Smith, who lives in Benton, said he was deeply saddened to hear of the passing of another teammate.

“It certainly makes you think when something like this happens,” Smith said. “I spoke with a couple other teammates yesterday after I heard Rob had passed. It makes you want to pick up the phone and call the people that made up a big part of your life as a high school student.”

Smith echoed the sentiments about Dunbar’s basketball skills saying that he was really a guard in a center’s body.

“At 6-feet-7, Rob could just do so many things,” said Smith. “He could handle the ball like a guard and could grab a rebound and then take the middle on the fast break. There was no dunking then but Rob would just take the ball up and drop it in … over his head. He was a great jumper.”

Smith said three wins over the Centralia Orphans that season – two at Troutt Gymnasium in Centralia – are forever etched in his mind. Smith noted that this was during the era when the Orphans were coached by Jeff Carling and were known as “Carlings’ Darlings.” He said it was standing-room-only all three times the Rangers and Orphans battled that season.

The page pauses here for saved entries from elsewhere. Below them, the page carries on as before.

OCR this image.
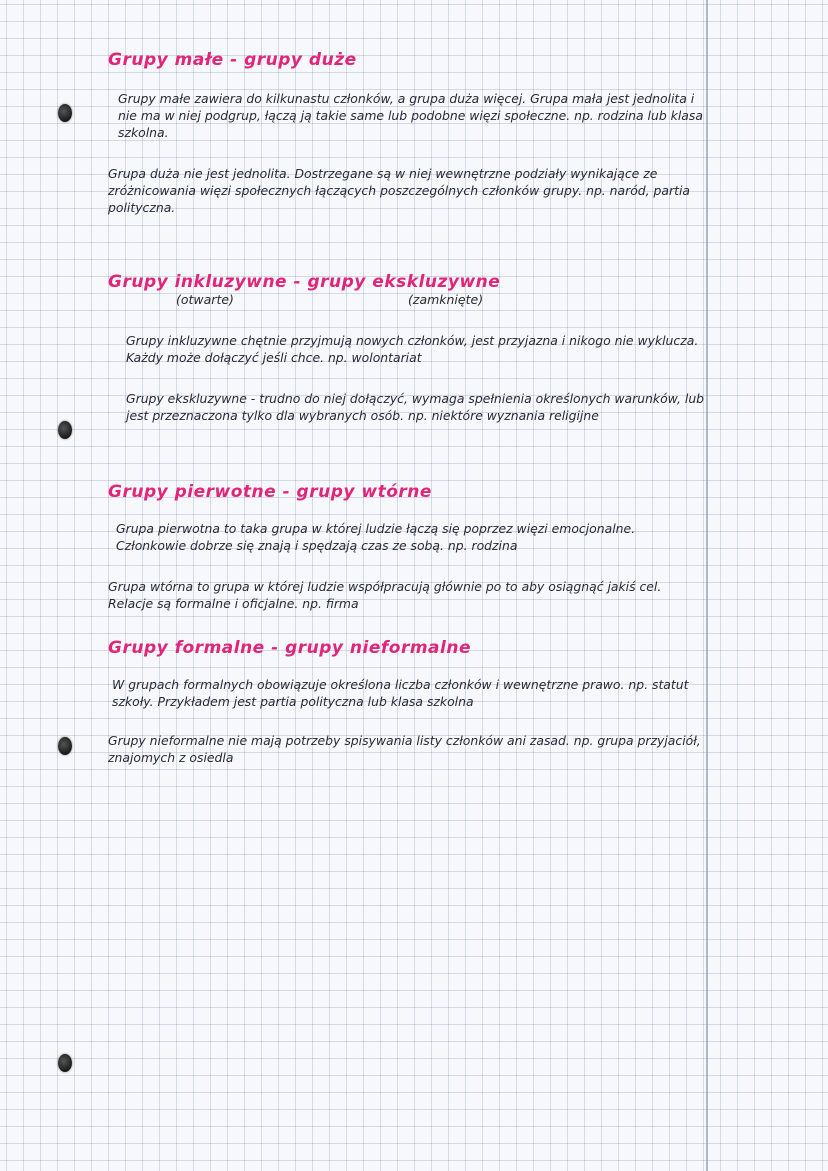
Grupy małe - grupy duże

Grupy małe zawiera do kilkunastu członków, a grupa duża więcej. Grupa mała jest jednolita i nie ma w niej podgrup, łączą ją takie same lub podobne więzi społeczne. np. rodzina lub klasa szkolna.

Grupa duża nie jest jednolita. Dostrzegane są w niej wewnętrzne podziały wynikające ze zróżnicowania więzi społecznych łączących poszczególnych członków grupy. np. naród, partia polityczna.

Grupy inkluzywne - grupy ekskluzywne
(otwarte)	(zamknięte)

Grupy inkluzywne chętnie przyjmują nowych członków, jest przyjazna i nikogo nie wyklucza. Każdy może dołączyć jeśli chce. np. wolontariat

Grupy ekskluzywne - trudno do niej dołączyć, wymaga spełnienia określonych warunków, lub jest przeznaczona tylko dla wybranych osób. np. niektóre wyznania religijne

Grupy pierwotne - grupy wtórne

Grupa pierwotna to taka grupa w której ludzie łączą się poprzez więzi emocjonalne. Członkowie dobrze się znają i spędzają czas ze sobą. np. rodzina

Grupa wtórna to grupa w której ludzie współpracują głównie po to aby osiągnąć jakiś cel. Relacje są formalne i oficjalne. np. firma

Grupy formalne - grupy nieformalne

W grupach formalnych obowiązuje określona liczba członków i wewnętrzne prawo. np. statut szkoły. Przykładem jest partia polityczna lub klasa szkolna

Grupy nieformalne nie mają potrzeby spisywania listy członków ani zasad. np. grupa przyjaciół, znajomych z osiedla
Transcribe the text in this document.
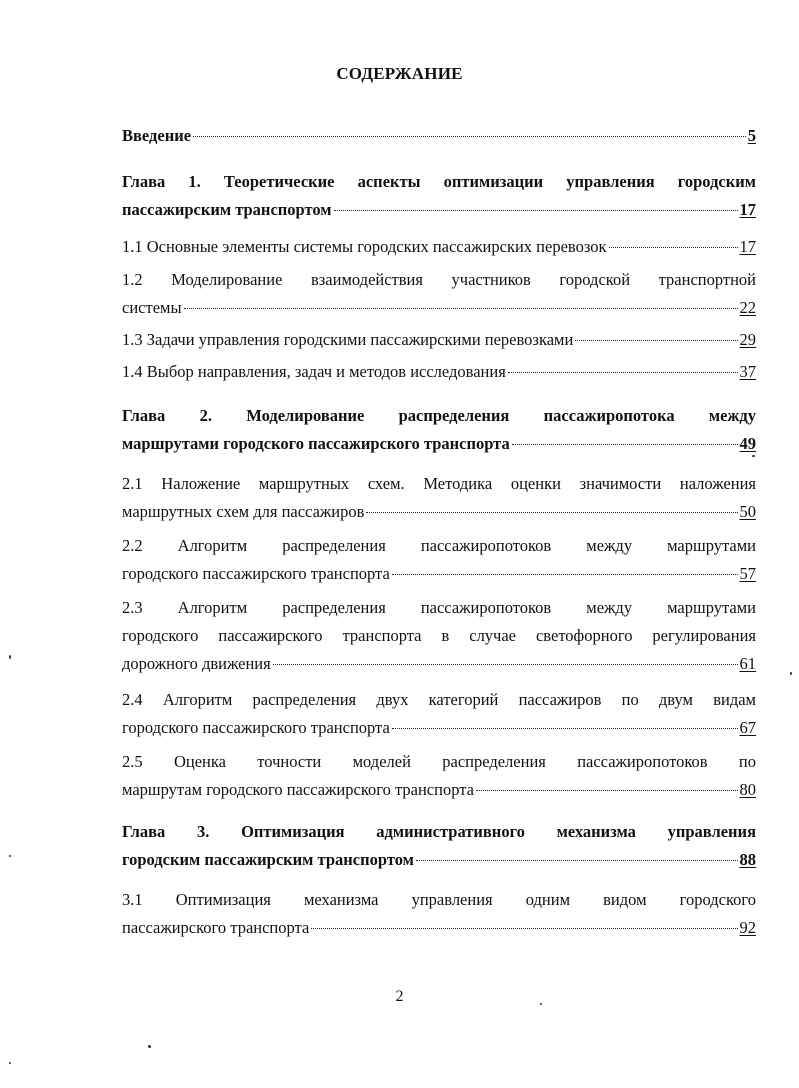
СОДЕРЖАНИЕ
Введение	5
Глава 1. Теоретические аспекты оптимизации управления городским
пассажирским транспортом	17
1.1 Основные элементы системы городских пассажирских перевозок	17
1.2 Моделирование взаимодействия участников городской транспортной
системы	22
1.3 Задачи управления городскими пассажирскими перевозками	29
1.4 Выбор направления, задач и методов исследования	37
Глава 2. Моделирование распределения пассажиропотока между
маршрутами городского пассажирского транспорта	49
2.1 Наложение маршрутных схем. Методика оценки значимости наложения
маршрутных схем для пассажиров	50
2.2 Алгоритм распределения пассажиропотоков между маршрутами
городского пассажирского транспорта	57
2.3 Алгоритм распределения пассажиропотоков между маршрутами
городского пассажирского транспорта в случае светофорного регулирования
дорожного движения	61
2.4 Алгоритм распределения двух категорий пассажиров по двум видам
городского пассажирского транспорта	67
2.5 Оценка точности моделей распределения пассажиропотоков по
маршрутам городского пассажирского транспорта	80
Глава 3. Оптимизация административного механизма управления
городским пассажирским транспортом	88
3.1 Оптимизация механизма управления одним видом городского
пассажирского транспорта	92
2
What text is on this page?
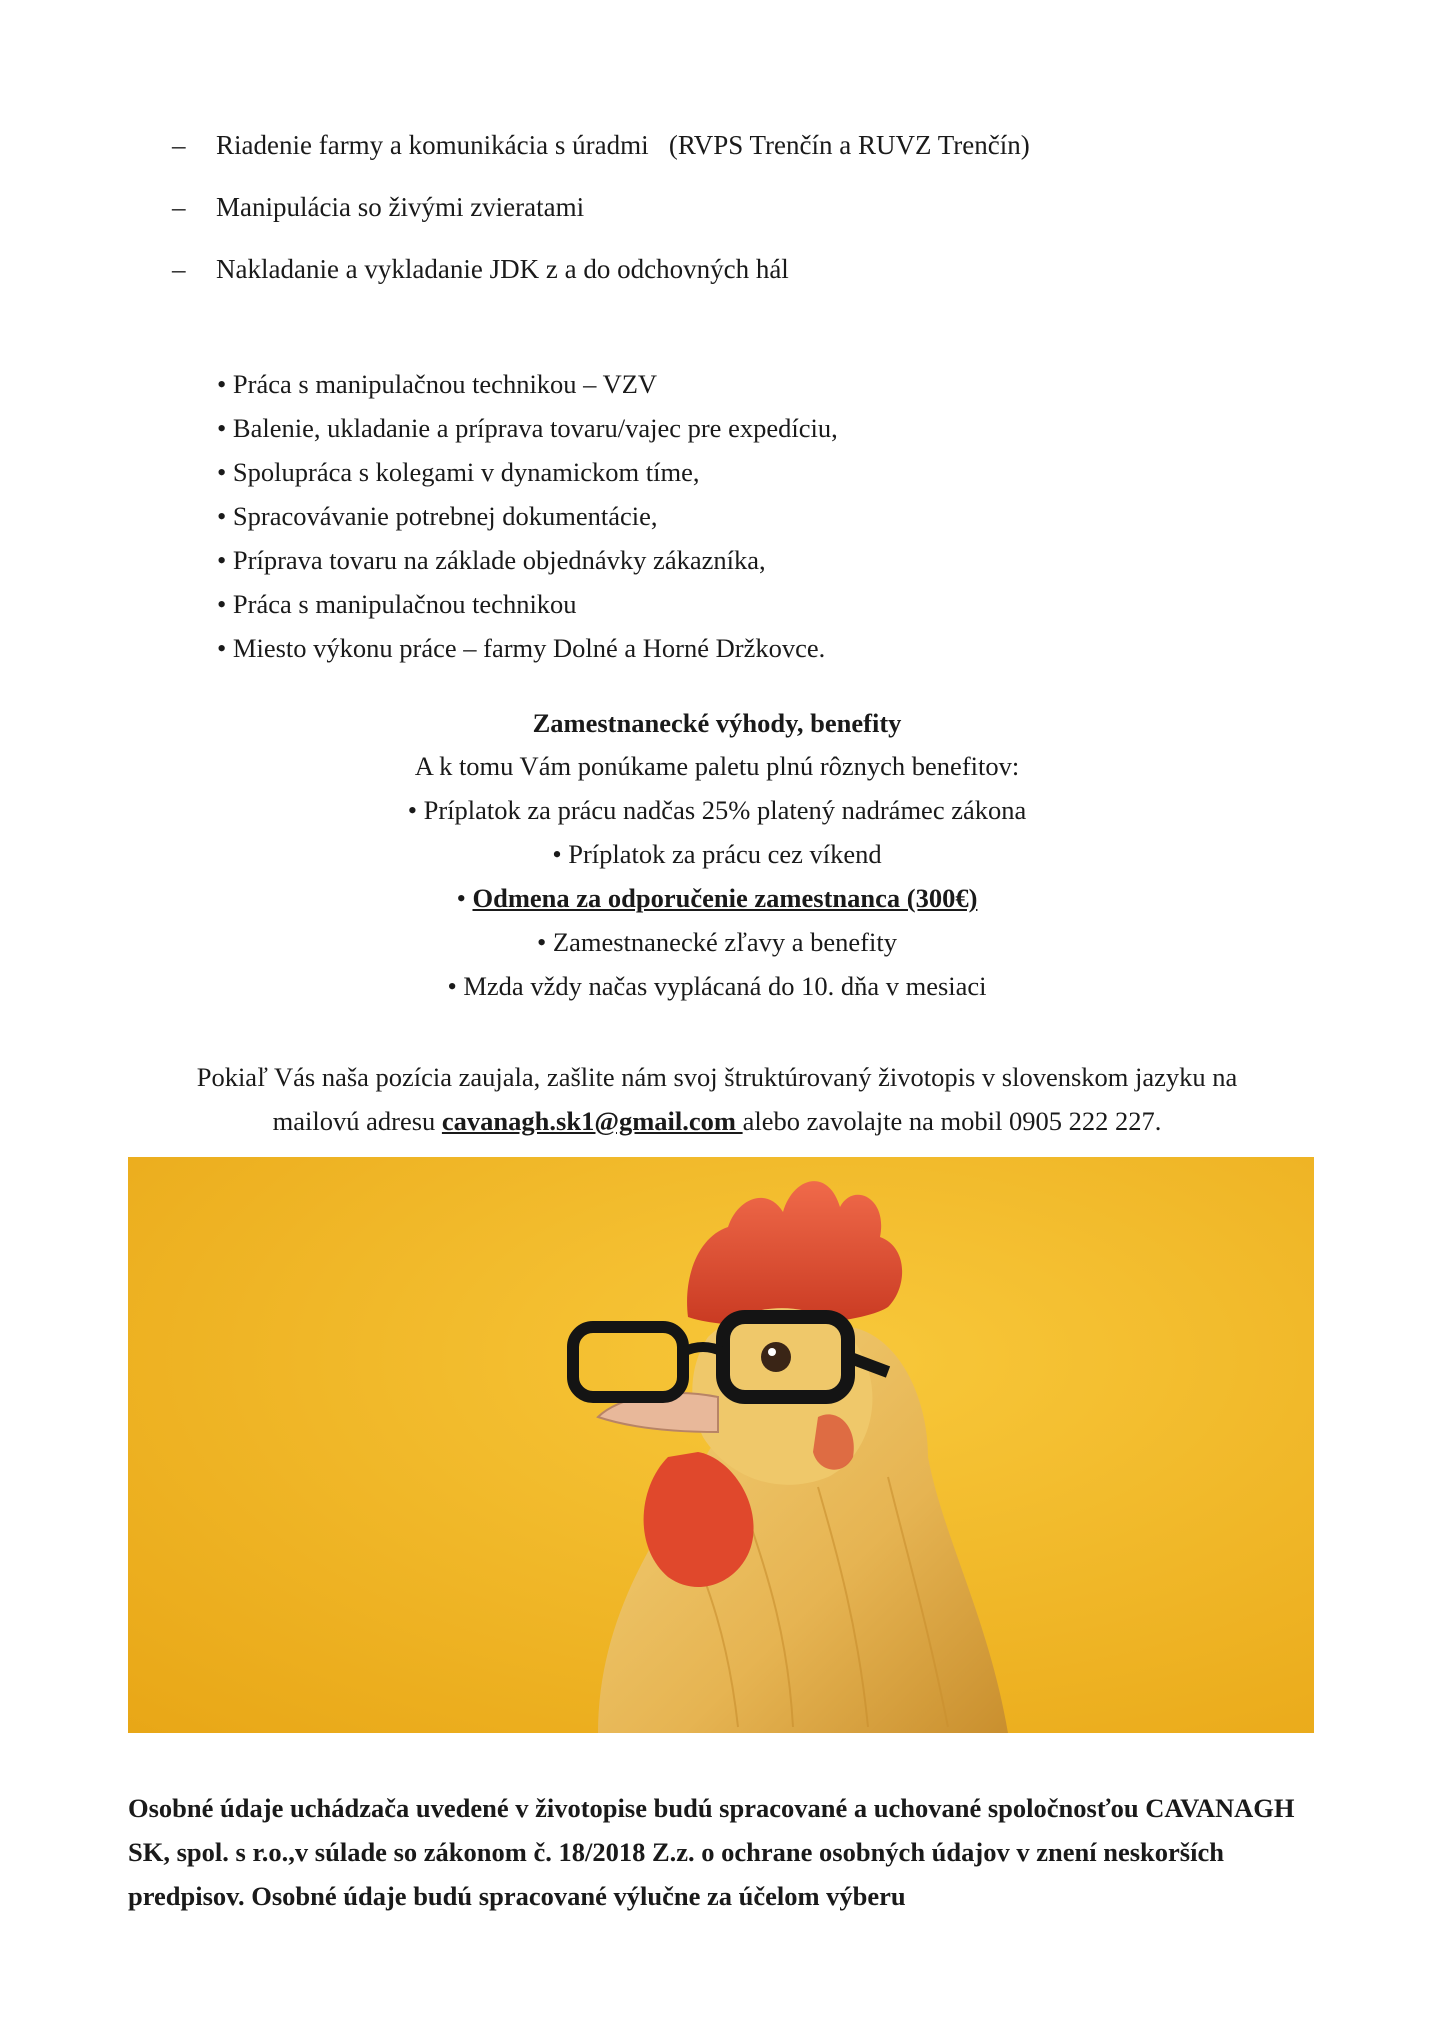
–	Riadenie farmy a komunikácia s úradmi   (RVPS Trenčín a RUVZ Trenčín)
–	Manipulácia so živými zvieratami
–	Nakladanie a vykladanie JDK z a do odchovných hál
• Práca s manipulačnou technikou – VZV
• Balenie, ukladanie a príprava tovaru/vajec pre expedíciu,
• Spolupráca s kolegami v dynamickom tíme,
• Spracovávanie potrebnej dokumentácie,
• Príprava tovaru na základe objednávky zákazníka,
• Práca s manipulačnou technikou
• Miesto výkonu práce – farmy Dolné a Horné Držkovce.
Zamestnanecké výhody, benefity
A k tomu Vám ponúkame paletu plnú rôznych benefitov:
• Príplatok za prácu nadčas 25% platený nadrámec zákona
• Príplatok za prácu cez víkend
• Odmena za odporučenie zamestnanca (300€)
• Zamestnanecké zľavy a benefity
• Mzda vždy načas vyplácaná do 10. dňa v mesiaci
Pokiaľ Vás naša pozícia zaujala, zašlite nám svoj štruktúrovaný životopis v slovenskom jazyku na
mailovú adresu cavanagh.sk1@gmail.com alebo zavolajte na mobil 0905 222 227.
Osobné údaje uchádzača uvedené v životopise budú spracované a uchované spoločnosťou CAVANAGH SK, spol. s r.o.,v súlade so zákonom č. 18/2018 Z.z. o ochrane osobných údajov v znení neskorších predpisov. Osobné údaje budú spracované výlučne za účelom výberu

“They were quick and athletic and you never knew what Coach Carling was going to do,” Smith said. “I think it’s a great example of just how good Rob was when he was named MVP at Centralia where the competition was incredible.”

Smith, who is still considered one of if not the greatest all-around athlete to walk the halls at Benton High School, said he marveled at the transition Dunbar made from his junior to his senior season.

“It was incredible to be his teammate,” said Smith. “There were times on the floor when I would watch him make a move under the basket and score and I would just sort of stop and think “wow’ – he could just do everything on the basketball court. He’s clearly one of the greatest players ever in Benton basketball history.”

Memorial Celebration of Life Services for Dunbar will be held at 10 a.m. Tuesday, January 7, 2020 at the Leffler Funeral Home with Rev. Mark Minor officiating. Visitation will be from 5:00 p.m. to 8:00 p.m. Monday, January 6, 2020 at the Leffler Funeral Home of Benton.